We categorized food expenditure of households into fresh foods and processed foods and investigated each of them for future prospects. As a result, the proportion of fresh foods expenditure is expected to decrease slightly, while the proportion of processed foods expenditure is expected to increase gradually. The proportion of processed foods expenditure, which was 51.5% in 2017, is expected to increase to 53.4% in 2018, 53.8% in 2019, and 54.2% in 2020. On the other hand, the proportion of fresh foods expenditure, which was 48.5% in 2017, is expected to decrease to 45.8% in 2020. However, it is worth noting that increasing consumption of Home Meal Replacement (HMR) might affect not only the proportion of processed food and fresh food expenditure of households, but also expenditure in home meals and eat-outs.
Next, the processed foods expenditure of households was categorized into 12 items to project proportions of expenditure in each item. For processed grains, the proportion of expenditure, which was initially 19.3%, is likely to increase to 22.0% in 2020. On the other hand, that of processed meat is projected to decline from 6.7% to 5.6% in 2020. The items that are expected to decrease are processed meat, processed seafood, processed fats and oils, processed fruits, processed vegetables, and other foods. The items expected to increase are processed grains, processed dairy foods, sweets and snacks, coffee and tea, juice and beverages, and alcohol. Our findings have the following limitations: 1) Our findings are only applicable to households; 2) Our findings might have been affected by the quality of raw statistical data; and 3) It is possible that statistical results may slightly vary based upon types of projection models. Therefore, such limitations should be considered to interpret the results.
DISCUSSION AND POLICY IMPLICATIONS
In Korea, processed food expenditure has increased rapidly since 1990. As a result, household spending on processed food now accounts for a higher proportion than spending on fresh food.

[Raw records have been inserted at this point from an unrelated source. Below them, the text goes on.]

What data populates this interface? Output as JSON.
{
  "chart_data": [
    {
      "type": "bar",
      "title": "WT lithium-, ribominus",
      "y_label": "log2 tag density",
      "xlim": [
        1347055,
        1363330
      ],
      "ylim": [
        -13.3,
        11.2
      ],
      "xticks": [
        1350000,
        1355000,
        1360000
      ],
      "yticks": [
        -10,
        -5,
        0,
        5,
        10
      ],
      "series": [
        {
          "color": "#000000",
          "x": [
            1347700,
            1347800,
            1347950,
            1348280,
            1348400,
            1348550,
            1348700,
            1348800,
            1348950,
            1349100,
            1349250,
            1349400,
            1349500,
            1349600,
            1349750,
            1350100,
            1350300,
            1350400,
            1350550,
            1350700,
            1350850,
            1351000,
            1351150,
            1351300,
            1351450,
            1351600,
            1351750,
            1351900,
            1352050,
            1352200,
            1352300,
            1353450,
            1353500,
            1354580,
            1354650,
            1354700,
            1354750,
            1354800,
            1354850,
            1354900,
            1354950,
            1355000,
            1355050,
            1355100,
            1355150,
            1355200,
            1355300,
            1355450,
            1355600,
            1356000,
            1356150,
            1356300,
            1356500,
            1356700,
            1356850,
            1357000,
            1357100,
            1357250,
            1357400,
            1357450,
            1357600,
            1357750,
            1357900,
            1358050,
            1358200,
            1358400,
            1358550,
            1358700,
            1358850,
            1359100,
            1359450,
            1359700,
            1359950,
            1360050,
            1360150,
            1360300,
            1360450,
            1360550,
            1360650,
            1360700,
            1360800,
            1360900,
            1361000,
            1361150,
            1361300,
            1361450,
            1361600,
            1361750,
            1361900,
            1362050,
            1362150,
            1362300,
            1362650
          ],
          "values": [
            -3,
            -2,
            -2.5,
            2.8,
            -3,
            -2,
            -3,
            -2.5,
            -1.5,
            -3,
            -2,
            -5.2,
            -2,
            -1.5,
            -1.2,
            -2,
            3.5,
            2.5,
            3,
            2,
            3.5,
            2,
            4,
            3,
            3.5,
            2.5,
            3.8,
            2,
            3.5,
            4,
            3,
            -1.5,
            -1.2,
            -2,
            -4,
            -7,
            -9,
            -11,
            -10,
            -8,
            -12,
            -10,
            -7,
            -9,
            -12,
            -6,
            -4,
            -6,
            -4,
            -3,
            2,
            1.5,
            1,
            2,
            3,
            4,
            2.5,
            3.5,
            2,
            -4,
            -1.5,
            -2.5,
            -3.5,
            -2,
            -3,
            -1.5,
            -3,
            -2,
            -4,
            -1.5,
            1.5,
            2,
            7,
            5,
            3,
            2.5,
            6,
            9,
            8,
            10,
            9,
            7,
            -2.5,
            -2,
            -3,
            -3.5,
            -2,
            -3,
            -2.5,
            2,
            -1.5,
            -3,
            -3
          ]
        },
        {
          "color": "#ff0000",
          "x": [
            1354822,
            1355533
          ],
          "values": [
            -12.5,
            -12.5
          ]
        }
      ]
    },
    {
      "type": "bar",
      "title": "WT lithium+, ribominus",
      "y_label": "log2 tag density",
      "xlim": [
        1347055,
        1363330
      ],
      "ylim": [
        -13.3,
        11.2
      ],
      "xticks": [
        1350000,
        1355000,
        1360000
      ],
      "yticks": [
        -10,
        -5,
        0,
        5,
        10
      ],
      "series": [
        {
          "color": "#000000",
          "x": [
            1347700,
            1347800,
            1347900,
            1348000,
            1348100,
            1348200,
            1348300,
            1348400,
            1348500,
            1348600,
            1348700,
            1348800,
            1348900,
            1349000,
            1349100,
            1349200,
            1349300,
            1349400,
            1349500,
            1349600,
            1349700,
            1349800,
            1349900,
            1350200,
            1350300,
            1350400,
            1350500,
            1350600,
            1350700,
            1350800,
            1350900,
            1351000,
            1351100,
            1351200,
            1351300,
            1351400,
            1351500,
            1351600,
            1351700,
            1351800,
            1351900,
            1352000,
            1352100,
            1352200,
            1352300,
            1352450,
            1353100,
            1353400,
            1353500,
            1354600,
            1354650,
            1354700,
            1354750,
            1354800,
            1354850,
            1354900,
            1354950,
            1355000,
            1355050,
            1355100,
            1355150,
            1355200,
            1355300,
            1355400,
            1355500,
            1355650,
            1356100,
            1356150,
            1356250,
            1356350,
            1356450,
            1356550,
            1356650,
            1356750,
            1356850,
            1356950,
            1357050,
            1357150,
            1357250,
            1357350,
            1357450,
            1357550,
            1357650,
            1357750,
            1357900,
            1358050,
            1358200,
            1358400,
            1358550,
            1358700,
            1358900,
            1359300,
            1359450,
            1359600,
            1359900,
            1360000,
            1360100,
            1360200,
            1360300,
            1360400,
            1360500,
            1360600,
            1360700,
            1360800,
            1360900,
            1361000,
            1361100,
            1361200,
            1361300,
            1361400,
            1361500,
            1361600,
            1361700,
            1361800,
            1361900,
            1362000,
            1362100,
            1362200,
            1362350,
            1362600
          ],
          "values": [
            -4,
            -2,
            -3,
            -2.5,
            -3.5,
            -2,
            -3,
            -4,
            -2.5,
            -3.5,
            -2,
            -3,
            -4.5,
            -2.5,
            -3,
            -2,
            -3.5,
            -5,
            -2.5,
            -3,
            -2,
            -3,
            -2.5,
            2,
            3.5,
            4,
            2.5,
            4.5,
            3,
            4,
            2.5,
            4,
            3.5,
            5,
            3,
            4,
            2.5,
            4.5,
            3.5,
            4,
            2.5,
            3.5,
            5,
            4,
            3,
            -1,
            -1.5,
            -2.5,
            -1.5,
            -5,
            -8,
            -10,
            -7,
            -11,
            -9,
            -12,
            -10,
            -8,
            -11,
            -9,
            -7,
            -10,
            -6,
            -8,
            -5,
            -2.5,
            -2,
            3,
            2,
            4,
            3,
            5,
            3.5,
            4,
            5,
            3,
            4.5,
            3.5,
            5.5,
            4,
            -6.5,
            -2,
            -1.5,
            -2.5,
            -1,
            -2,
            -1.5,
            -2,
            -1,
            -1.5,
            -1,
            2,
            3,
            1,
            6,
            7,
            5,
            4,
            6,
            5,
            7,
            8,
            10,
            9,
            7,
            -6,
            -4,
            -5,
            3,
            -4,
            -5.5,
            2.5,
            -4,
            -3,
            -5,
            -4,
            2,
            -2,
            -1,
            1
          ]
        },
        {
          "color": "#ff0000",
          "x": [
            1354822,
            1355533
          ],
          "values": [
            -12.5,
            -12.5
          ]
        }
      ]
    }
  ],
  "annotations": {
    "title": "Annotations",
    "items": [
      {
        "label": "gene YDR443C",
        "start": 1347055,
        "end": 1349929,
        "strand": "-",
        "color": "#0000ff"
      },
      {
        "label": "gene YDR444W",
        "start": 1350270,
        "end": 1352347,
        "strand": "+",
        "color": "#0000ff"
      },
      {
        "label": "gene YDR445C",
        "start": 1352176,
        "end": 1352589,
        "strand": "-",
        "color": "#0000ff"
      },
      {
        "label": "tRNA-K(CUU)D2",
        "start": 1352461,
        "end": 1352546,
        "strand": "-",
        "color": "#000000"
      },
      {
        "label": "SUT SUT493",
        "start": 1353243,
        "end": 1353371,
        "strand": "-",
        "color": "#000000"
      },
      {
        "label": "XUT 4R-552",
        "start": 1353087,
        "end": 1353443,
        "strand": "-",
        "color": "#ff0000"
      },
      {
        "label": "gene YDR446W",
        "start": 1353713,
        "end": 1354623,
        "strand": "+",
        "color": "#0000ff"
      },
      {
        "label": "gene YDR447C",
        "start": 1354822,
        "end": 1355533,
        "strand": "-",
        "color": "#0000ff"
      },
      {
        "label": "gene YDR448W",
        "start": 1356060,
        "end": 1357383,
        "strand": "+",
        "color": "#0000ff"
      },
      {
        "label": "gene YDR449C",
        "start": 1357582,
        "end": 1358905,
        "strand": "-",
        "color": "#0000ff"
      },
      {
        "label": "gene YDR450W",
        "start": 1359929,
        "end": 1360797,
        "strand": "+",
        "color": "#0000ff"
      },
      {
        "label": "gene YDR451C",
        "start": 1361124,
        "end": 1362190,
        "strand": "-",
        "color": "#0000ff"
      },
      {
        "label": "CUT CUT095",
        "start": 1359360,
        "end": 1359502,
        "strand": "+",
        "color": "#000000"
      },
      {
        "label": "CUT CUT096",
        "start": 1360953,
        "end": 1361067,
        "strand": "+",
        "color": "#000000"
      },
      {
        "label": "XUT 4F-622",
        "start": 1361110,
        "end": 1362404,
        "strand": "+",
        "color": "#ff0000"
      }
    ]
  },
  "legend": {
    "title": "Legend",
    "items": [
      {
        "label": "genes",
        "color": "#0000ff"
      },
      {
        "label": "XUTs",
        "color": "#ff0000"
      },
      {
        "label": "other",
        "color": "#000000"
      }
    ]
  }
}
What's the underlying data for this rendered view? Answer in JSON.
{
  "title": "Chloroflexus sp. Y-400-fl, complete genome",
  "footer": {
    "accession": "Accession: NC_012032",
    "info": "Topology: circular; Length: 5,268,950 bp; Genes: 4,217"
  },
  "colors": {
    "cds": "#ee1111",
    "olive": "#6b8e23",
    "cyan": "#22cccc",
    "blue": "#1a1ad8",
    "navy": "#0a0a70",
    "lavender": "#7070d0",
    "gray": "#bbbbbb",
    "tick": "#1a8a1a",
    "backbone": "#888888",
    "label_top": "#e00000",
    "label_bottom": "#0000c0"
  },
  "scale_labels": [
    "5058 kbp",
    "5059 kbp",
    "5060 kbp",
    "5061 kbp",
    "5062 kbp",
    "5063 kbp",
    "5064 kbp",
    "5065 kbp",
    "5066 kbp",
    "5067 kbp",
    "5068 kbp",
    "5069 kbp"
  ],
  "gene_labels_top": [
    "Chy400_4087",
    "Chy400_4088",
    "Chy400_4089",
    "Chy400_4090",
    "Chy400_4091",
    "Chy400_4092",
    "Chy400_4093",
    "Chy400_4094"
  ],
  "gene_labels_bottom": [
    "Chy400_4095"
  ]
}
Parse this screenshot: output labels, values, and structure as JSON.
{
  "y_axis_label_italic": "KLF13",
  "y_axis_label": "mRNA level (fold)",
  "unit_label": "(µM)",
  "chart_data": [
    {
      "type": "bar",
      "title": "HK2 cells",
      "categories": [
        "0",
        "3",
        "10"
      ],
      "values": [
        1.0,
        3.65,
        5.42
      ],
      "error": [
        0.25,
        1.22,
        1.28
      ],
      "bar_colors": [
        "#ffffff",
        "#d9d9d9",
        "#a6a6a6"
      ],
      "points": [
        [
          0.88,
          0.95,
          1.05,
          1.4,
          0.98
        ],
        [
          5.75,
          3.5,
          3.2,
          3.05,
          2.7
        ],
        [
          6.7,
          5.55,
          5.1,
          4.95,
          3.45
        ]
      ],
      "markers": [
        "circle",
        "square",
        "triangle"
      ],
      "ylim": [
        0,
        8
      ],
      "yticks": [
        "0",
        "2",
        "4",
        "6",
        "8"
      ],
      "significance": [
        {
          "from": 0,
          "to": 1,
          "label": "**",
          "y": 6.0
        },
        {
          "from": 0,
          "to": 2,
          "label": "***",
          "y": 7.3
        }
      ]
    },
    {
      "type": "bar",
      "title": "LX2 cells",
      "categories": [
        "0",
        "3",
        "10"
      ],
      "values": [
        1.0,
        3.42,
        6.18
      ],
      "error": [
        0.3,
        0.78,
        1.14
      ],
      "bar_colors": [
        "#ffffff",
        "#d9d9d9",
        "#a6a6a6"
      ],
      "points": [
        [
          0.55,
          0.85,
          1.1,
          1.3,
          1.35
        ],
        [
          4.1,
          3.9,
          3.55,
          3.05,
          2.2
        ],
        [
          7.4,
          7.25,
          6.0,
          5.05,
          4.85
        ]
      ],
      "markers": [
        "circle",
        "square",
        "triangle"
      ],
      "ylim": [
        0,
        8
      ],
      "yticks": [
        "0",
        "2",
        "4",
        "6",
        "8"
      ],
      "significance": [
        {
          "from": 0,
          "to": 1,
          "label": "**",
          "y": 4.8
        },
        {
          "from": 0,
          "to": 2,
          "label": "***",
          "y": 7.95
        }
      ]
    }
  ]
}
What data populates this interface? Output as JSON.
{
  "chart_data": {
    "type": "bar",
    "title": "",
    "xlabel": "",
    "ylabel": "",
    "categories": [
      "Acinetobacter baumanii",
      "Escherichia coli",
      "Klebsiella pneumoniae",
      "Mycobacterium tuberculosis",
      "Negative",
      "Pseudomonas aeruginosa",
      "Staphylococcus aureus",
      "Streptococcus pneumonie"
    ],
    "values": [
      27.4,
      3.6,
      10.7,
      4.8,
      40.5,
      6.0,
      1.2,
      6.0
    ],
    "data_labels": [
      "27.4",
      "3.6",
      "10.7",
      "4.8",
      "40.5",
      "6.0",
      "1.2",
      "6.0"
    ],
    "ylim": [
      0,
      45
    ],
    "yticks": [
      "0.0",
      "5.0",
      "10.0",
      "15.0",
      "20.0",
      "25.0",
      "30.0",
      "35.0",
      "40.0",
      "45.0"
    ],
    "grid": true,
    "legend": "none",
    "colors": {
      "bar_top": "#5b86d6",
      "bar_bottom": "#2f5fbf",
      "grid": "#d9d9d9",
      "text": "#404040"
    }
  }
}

Various demographic factors, such as an increase in single-person households, an increase in income levels, and an aging population, are driving the expansion of consumption of processed foods, which is expected to intensify in the future. Accordingly, processed food consumption is also expected to increase at least in the near future. In addition to the information on the share of processed foods in the overall diet, the information on which processed food items are being consumed at the fastest rate, and the characteristics of processed food consumption by sociodemographic groups provide useful information about the food industry’s product development and market prospects. Furthermore, it is expected that the information presented in this article will provide food and health policy makers with valuable insights on the dietary life and nutritional status of the Korean population.
Lee, K.Y., et al. 2017. Report of the Agency for Food Industry Information Analysis. Korea Rural Economic Institute. http://www.krei.re.kr/foodInfo/selectBbsNttList.do?bbsNo=434&key=749
Statistics Korea. Household Income and Expenditure Survey. 1990-2017.